Issy I wonder why you said you would love to sleep with your new friend? Perhaps you would say that it was the kindest way of saying no thanks, whereas another interpretation might be that you want to keep open the possibility, especially as another meeting is planned? When I mentioned downthread about secrecy, this also refers to the content of the interactions. Does your H know then, that this man wants to sleep with you and that you have told him you feel the same, but won't?
I agree profoundly with you about the very different nature of friendships and my sense of this thread is that amongst the sarcasm (and especially in MotherInferior's case, the wit that also made me laugh out loud) there is huge misunderstanding about the points some of us are making. Now some posters respond by heaping scorn, anger and sarcasm and others want a reasoned debate.
The fact is that infidelity does occur between friends. This doesn't make the friends bad people and it doesn't mean that people with safe boundaries are hysterical monogamists obsessing about their partner's thoughts, actions and friendships.

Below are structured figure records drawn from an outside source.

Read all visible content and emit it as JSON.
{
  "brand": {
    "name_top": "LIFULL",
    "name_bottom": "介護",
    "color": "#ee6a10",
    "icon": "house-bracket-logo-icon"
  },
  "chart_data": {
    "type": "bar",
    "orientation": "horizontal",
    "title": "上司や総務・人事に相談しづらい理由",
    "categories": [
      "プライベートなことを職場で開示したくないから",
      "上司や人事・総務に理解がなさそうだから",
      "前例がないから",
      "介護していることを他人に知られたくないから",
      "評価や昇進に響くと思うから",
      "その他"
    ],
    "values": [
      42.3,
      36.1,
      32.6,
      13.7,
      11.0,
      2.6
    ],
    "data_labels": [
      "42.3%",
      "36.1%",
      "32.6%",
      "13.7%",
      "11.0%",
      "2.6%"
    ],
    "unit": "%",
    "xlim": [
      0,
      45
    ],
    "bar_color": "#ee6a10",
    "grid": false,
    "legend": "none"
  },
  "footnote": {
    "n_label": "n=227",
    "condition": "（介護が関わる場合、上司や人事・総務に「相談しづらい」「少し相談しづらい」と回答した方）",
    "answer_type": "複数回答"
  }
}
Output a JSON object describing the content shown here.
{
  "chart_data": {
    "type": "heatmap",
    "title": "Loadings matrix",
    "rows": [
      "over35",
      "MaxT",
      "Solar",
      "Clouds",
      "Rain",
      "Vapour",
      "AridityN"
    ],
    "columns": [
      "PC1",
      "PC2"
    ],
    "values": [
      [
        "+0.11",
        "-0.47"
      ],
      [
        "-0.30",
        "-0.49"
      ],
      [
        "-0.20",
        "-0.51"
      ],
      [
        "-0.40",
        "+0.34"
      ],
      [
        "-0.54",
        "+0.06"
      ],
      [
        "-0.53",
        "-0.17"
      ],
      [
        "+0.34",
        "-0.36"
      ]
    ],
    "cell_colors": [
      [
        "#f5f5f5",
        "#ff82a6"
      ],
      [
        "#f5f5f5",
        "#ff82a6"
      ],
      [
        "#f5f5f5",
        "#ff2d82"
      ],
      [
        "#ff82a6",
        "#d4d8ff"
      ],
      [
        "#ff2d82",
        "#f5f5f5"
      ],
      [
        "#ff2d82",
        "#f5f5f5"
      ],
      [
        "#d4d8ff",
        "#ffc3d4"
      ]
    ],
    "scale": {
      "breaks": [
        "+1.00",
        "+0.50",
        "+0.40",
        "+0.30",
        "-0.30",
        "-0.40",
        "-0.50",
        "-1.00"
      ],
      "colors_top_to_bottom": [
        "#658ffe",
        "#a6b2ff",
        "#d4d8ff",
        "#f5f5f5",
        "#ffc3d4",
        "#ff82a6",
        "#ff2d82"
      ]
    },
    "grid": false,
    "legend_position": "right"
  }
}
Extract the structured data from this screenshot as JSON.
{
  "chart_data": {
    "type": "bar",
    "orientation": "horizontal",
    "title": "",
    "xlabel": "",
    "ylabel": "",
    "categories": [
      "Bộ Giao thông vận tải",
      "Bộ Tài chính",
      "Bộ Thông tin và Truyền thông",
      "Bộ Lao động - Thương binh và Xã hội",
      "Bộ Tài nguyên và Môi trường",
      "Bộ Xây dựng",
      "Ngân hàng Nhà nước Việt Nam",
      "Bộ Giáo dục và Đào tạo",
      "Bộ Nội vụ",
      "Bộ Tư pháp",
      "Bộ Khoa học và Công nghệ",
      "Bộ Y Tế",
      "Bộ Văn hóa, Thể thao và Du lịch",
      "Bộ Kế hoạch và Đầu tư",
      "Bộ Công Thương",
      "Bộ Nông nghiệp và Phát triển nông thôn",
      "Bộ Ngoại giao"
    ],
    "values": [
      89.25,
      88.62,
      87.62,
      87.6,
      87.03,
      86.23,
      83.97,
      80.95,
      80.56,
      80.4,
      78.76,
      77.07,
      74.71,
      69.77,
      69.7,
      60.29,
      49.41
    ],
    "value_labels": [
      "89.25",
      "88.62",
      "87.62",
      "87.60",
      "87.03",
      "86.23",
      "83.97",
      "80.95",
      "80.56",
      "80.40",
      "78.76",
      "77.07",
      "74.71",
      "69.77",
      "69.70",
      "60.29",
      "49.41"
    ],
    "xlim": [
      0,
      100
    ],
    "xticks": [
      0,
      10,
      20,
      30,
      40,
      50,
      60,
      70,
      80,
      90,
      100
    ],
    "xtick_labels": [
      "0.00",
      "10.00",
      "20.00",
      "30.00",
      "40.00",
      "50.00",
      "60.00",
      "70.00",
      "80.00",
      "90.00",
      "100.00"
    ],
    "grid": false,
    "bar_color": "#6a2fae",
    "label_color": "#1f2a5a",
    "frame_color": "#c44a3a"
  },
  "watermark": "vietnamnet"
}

It doesn't mean that people can only have friends of the same gender and it certainly doesn't mean that couples must go everywhere together in tandem.
It seems to me that these points are wilfully ignored by posters who would prefer a stereotype of a jealous obsessive who polices the friendships in her relationship; her own friendships and those of her partner.
This is about safe boundaries, of the kind that you observe in your first example, Issy and most closely represent the friendships I have with my own male friends.
Years ago, I can also remember friendships that more closely resemble your second example and saying much the same as you - and would be disingenuous if I said that this was about being kind to the interested friend - rather, it represented an ego boost and a delicious buzz. This was however at someone's expense - my H's and the friend's partner, both of whom would have been less than delighted that their spouses had admitted strong sexual desire.
Pretending that friendships are always non-threatening to fidelity seems wholly disingenuous and ignores the facts and the truth. They don't have to be threatening, but in a way, the person who refuses to acknowledge the possibility is the very person most vulnerable to hurting their partner, even if they never had any intention of crossing that line when the friendship started.